Os grandes líderes crescem em momentos tensos e decisivos, quanto se exige serenidade, firmeza e visão. A história política mundial é escrita assim. Mas isso é tudo o que não se viu no episódio lamentável protagonizado por Cid Gomes em Sobral, interior no Ceará, na quarta-feira, 19. O ex-governador e senador licenciado resolveu usar um método de cangaço para enfrentar PMs amotinados, que pressionavam por reajuste salarial ocupando ilegalmente um quartel da PM. O político investiu contra os grevistas e tentou derrubar o portão da guarnição pilotando uma retroescavadeira. Uma cena grotesca. Pior, foi contido a bala, atingido no peito por dois tiros de pistola, provavelmente desferidos a partir da concentração dos PMs mascarados e aliados que se aglomeravam do outro lado da cerca. O comando da PM do Ceará trata o caso, como deveria ser, considerando-o uma tentativa de homicídio.

O método do senador licenciado obviamente foi inapropriado, mas traduzia uma indignação justa. Algumas corporações militares trocaram a proteção à população, seu dever constitucional, pelo achaque sindicalista. No Ceará, há o registro de que homens encapuzados circularam pelo centro de Sobral ameaçando comerciantes com armas de fogo para fecharem seus estabelecimentos. Três policiais militares foram presos em flagrante por furarem pneus de viaturas em Fortaleza. Mais 261 policiais estão sendo investigados no estado por participação nessas ações. É contra esse tipo de movimento que o ex-governador tentou se insurgir — ainda que de forma destrambelhada. Em nota, o Fórum Brasileiro de Segurança Pública se manifestou no tom apropriado contra os rebelados: “É condenável que viaturas policiais circulem com agentes mascarados aterrorizando a população e ordenando o fechamento de estabelecimentos comerciais”.

“É inacreditável que um senador lance mão de uma atitude insensata como essa, expondo militares e familiares a um risco desnecessário” Eduardo Bolsonaro (PSL-SP), deputado federal (Crédito:Reprodução)

Problema atinge 7 estados

Trata-se de uma escalada perigosa. O problema não se limita ao Ceará. Há demandas de reajustes salariais em pelo menos outros sete estados. Paraíba, Alagoas, Pernambuco, Bahia, Espírito Santo, Mato Grosso do Sul e Santa Catarina, entre outras unidades, lidam com a insatisfação crescente das forças de segurança. Em Minas Gerais, o governador Romeu Zema (Novo-MG) concedeu um aumento de 41,7% para policiais e bombeiros, mesmo com as contas em frangalhos, para tentar conter a insatisfação. Foi uma atitude temerária, que não ajuda o seu discurso de que tenta remendar o rombo causado pelo antecessor — o Estado está quebrado pela irresponsabilidade fiscal petista. O PT, que sempre se beneficiou do retrocesso corporativista, agora prova do próprio veneno no Ceará — onde governa e tem como aliado exatamente do ex-governador Cid Gomes. Insuflar o levante enquanto descuida das contas públicas é uma operação em que todos perdem — e a população paga a conta.

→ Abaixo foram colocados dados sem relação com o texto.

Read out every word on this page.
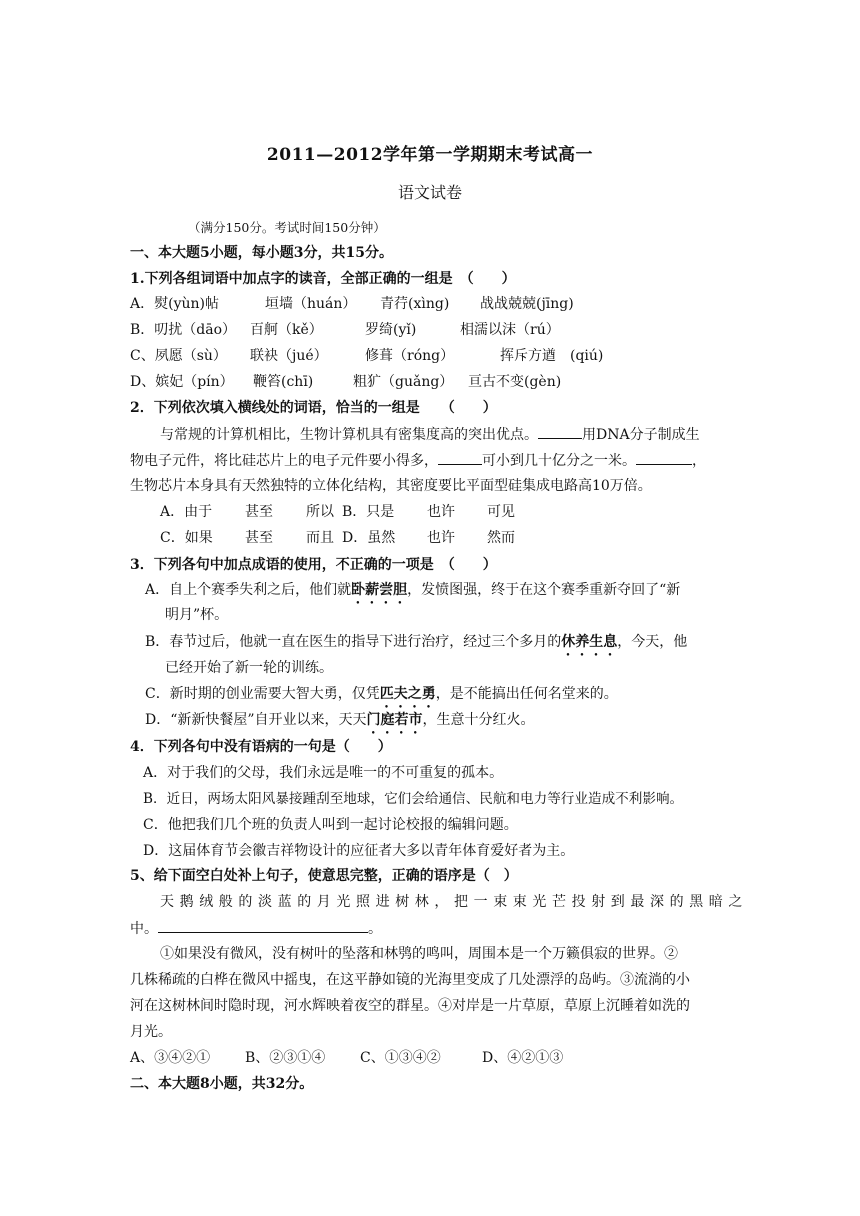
2011—2012学年第一学期期末考试高一
语文试卷
（满分150分。考试时间150分钟）
一、本大题5小题，每小题3分，共15分。
1.下列各组词语中加点字的读音，全部正确的一组是　（　　）
A．熨(yùn)帖	垣墙（huán）	青荇(xìng)	战战兢兢(jīng)
B．叨扰（dāo） 百舸（kě）	罗绮(yǐ)	相濡以沫（rú）
C、夙愿（sù）	联袂（jué）	修葺（róng）	挥斥方遒　(qiú)
D、嫔妃（pín）	鞭笞(chī)	粗犷（guǎng）	亘古不变(gèn)
2．下列依次填入横线处的词语，恰当的一组是　　（　　）
与常规的计算机相比，生物计算机具有密集度高的突出优点。	用DNA分子制成生
物电子元件，将比硅芯片上的电子元件要小得多，	可小到几十亿分之一米。	，
生物芯片本身具有天然独特的立体化结构，其密度要比平面型硅集成电路高10万倍。
A．由于	甚至	所以 B．只是	也许	可见
C．如果	甚至	而且 D．虽然	也许	然而
3．下列各句中加点成语的使用，不正确的一项是　（　　）
A．自上个赛季失利之后，他们就卧薪尝胆，发愤图强，终于在这个赛季重新夺回了“新
明月”杯。
B．春节过后，他就一直在医生的指导下进行治疗，经过三个多月的休养生息，今天，他
已经开始了新一轮的训练。
C．新时期的创业需要大智大勇，仅凭匹夫之勇，是不能搞出任何名堂来的。
D．“新新快餐屋”自开业以来，天天门庭若市，生意十分红火。
4．下列各句中没有语病的一句是（　　）
A．对于我们的父母，我们永远是唯一的不可重复的孤本。
B．近日，两场太阳风暴接踵刮至地球，它们会给通信、民航和电力等行业造成不利影响。
C．他把我们几个班的负责人叫到一起讨论校报的编辑问题。
D．这届体育节会徽吉祥物设计的应征者大多以青年体育爱好者为主。
5、给下面空白处补上句子，使意思完整，正确的语序是（　）
天鹅绒般的淡蓝的月光照进树林，把一束束光芒投射到最深的黑暗之
中。	。
①如果没有微风，没有树叶的坠落和林鸮的鸣叫，周围本是一个万籁俱寂的世界。②
几株稀疏的白桦在微风中摇曳，在这平静如镜的光海里变成了几处漂浮的岛屿。③流淌的小
河在这树林间时隐时现，河水辉映着夜空的群星。④对岸是一片草原，草原上沉睡着如洗的
月光。
A、③④②①	B、②③①④	C、①③④②	D、④②①③
二、本大题8小题，共32分。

Infladas pela retórica presidencial, que as privilegia e estimula, as corporações militares extrapolam suas prerrogativas e testam os limites democráticos. Elas têm se sentido mais fortes do que nunca sob Jair Bolsonaro. Elegeram diversos líderes no Congresso, que, em grande parte, ainda sustentam o presidente— ele mesmo um egresso do baixo clero que fez carreira na Câmara justamente defendendo as causas da “bancada da bala”. Depois do atentado em Sobral, mostrando que o entorno presidencial mais incentiva do que resolve o motim, o deputado federal Eduardo Bolsonaro (PSL-SP) postou em uma rede social que Cid Gomes não teve “o mínimo de inteligência” para lidar com os grevistas. Depois, apagou a mensagem. Em resposta, o ex-candidato presidencial Ciro Gomes, irmão de Cid, revidou: “será necessário que nos matem mesmo antes de permitirmos que milícias controlem o estado do Ceará como os canalhas de sua família fizeram com o Rio e Janeiro”.

Cid Gomes, felizmente, passa bem e já deixou a UTI do Hospital do Coração de Sobral, sendo transferindo para um hospital de Fortaleza. Mas as cicatrizes do episódio permanecerão e exigirão das autoridades grandeza e ordem — atributos que, ironicamente, estão faltando justamente nas forças que deveriam garanti-las. O ministro da Justiça e Segurança Pública, Sergio Moro, autorizou no mesmo dia o envio da Força Nacional de Segurança Pública ao Ceará. Que, em seguida, se restabeleçam o diálogo e o bom senso.